Throw me a curve ball, why don’t you? The goal of an original relationship with the universe sounds liberating, but also abstract and over-totalized to me. “We” might not be able to have one at all, or at least we might not be able to clear away the historical obstacles (post-Cold War-ennui, ethnic balkanization, wrenching but still incomplete technological change, yadda yadda yadda) that stand in our way. But I can struggle toward mine and you can struggle toward yours, and I can try to learn from yours and vice versa. In any case, whatever “an original relationship” is, my guess is that it evolves one by one and spreads out from there, especially in crapola times like ours.
Tell me, is this anything like self-reliance? Why don’t you be the Emerson pointman, and I’ll tend to the other misunderstood ghost haunting this week’s books, Virginia Woolf. Fadiman invokes Woolf in the preface, quoting her famous description of the common reader as a randomly educated amateur who reads for selfish pleasure and is guided, above all, “by an instinct to create for himself, out of whatever odds and ends he can come by, some kind of whole—-” I think it’s so significant that Fadiman lops off the rest of this sentence, where Woolf throws out suggestions for the kind of “whole” she’s thinking of: “a portrait of a man, a sketch of an age, a theory of the art of writing.” The beauty of the common reader is that he’s a humble person searching inside in order to go outside, as it were–trying to find that relationship with the universe that you were talking about. But Fadiman is blind to this, because she’s already swept up in an adoring relationship with Anne Fadiman. Here are some of her “portraits” of writers: “I know how Kipling felt” … “The moment I read that sentence, I knew that Macaulay and I were peas in a pod.” And here’s a prime example of her “theory of the art of writing”: “My most frequent response to gastronomic references in literature is an immediate urge to raid the refrigerator.” *#!^#@$#*%@())#!

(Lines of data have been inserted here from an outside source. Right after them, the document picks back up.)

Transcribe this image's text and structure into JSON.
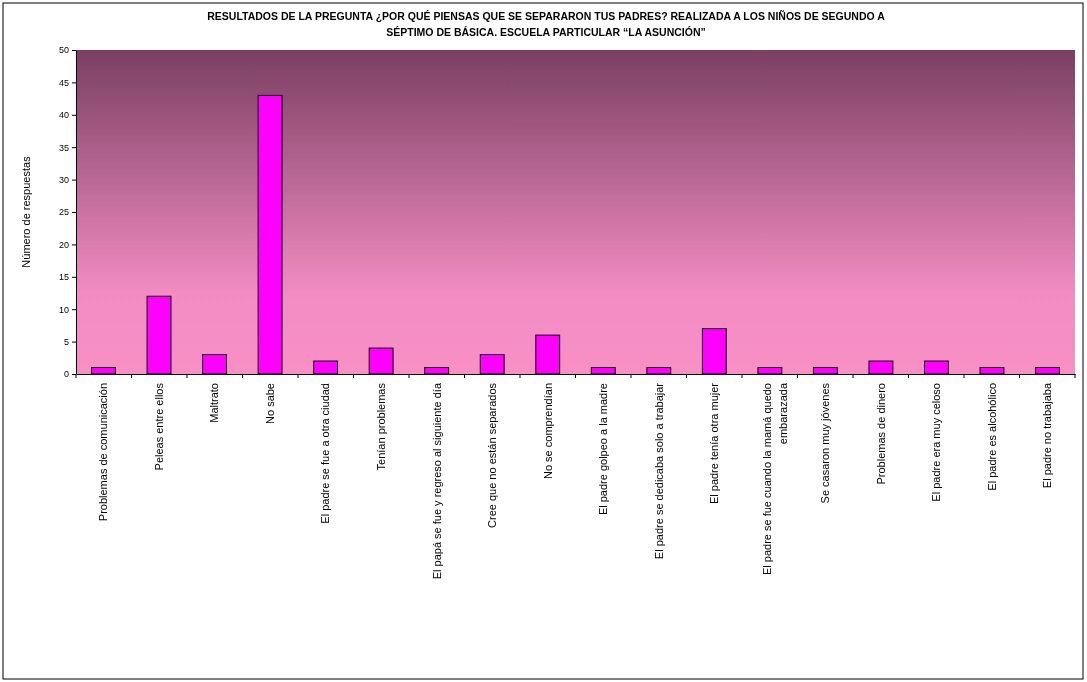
{
  "chart_data": {
    "type": "bar",
    "title": "RESULTADOS DE LA PREGUNTA ¿POR QUÉ PIENSAS QUE SE SEPARARON TUS PADRES? REALIZADA A LOS NIÑOS DE SEGUNDO A SÉPTIMO DE BÁSICA. ESCUELA PARTICULAR “LA ASUNCIÓN”",
    "ylabel": "Número de respuestas",
    "categories": [
      "Problemas de comunicación",
      "Peleas entre ellos",
      "Maltrato",
      "No sabe",
      "El padre se fue a otra ciudad",
      "Tenían problemas",
      "El papá se fue y regreso al siguiente día",
      "Cree que no están separados",
      "No se comprendían",
      "El padre golpeo a la madre",
      "El padre se dedicaba solo a trabajar",
      "El padre tenía otra mujer",
      "El padre se fue cuando la mamá quedo embarazada",
      "Se casaron muy jóvenes",
      "Problemas de dinero",
      "El padre era muy celoso",
      "El padre es alcohólico",
      "El padre no trabajaba"
    ],
    "values": [
      1,
      12,
      3,
      43,
      2,
      4,
      1,
      3,
      6,
      1,
      1,
      7,
      1,
      1,
      2,
      2,
      1,
      1
    ],
    "color": "#ff00ff",
    "ylim": [
      0,
      50
    ],
    "yticks": [
      0,
      5,
      10,
      15,
      20,
      25,
      30,
      35,
      40,
      45,
      50
    ],
    "grid": false
  }
}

Anyway, I don’t want to ramble on about Woolf, because, like you, I disliked the way these essayists flaunt their love of a certain writer to reflect on their own taste and character. Epstein doesn’t have this problem so much–he’s got some self-knowledge going for him, and it’s part of his shtick to make himself look cranky and limited. But Poirier swings Emerson around like a Jedi saber, and Wood leans on Woolf and especially Chekhov, and is more defensive than he needs to be about D.H. Lawrence; for Lesser, I guess you’d have to say the be-all and end-all is Dickens, but that may be because she did a thesis on him. (After reading her book, you know a lot of humdrum factoids like this about her: She likes to take dance lessons, she has lately started going to operas, and long ago she had a quirky, idealistic, memorable schoolteacher. Which is good to know, since, of course, No one in the whole history of the world ever had a quirky, idealistic, memorable schoolteacher before her.*#!^#@$#*%@())#!
Speaking of graduate theses, I loved the map you drew of professionals on one side of the divide and amateurs on the other. But I wonder if we should add the third messy element of academia. Tony, am I correct in remembering that you did some time in graduate school? I thought about it briefly but didn’t, and I remember that when I came to New York instead I got lots of hearty pats on the back for this decision. For the last couple of decades or so, there’s been a lot of anger and annoyance in this so-called literary world at the way academia retreated into trendy French theory and hyperpoliticized multiculturalism and traded in good clear writing for insider jargon, etc. Most of it is justified, I guess, but it occurred to me this week that some small part of it is also smug and reactionary, head-in-the-sand stuff. On the evidence of these books, the divide has been every bit as disastrous for the generalists as it’s been for the profs. At least academics have to be dimly aware, for the sake of their precious careers, of changes in racial attitudes and the ways people think about and experience sexuality, and the actual existence of non-European, non-American literature, and of whether the things they are saying have been already been said 819 times by 437 other people. But not Fadiman, who writes on the problem of gender bias in language as if she’ d discovered it, and makes the unbelievably vain statement, “Am I the only one who feels torn?” And not Wood, who in his overheated attack on Toni Morrison seems to taunt the do-gooder multiculturalists with an unseemly chapter title, “The Color Purple: Toni Morrison’s False Magic,” that unfairly lumps Morrison in with Alice Walker.
Talk about an ivory tower. Hanging on to the notion of a common reader is a brave and valuable thing, but you gotta live in the world you gotta live in. I’d like to talk more about Wood tomorrow. I was surprised by the religious element in his book, and I think we have yet to bring it out.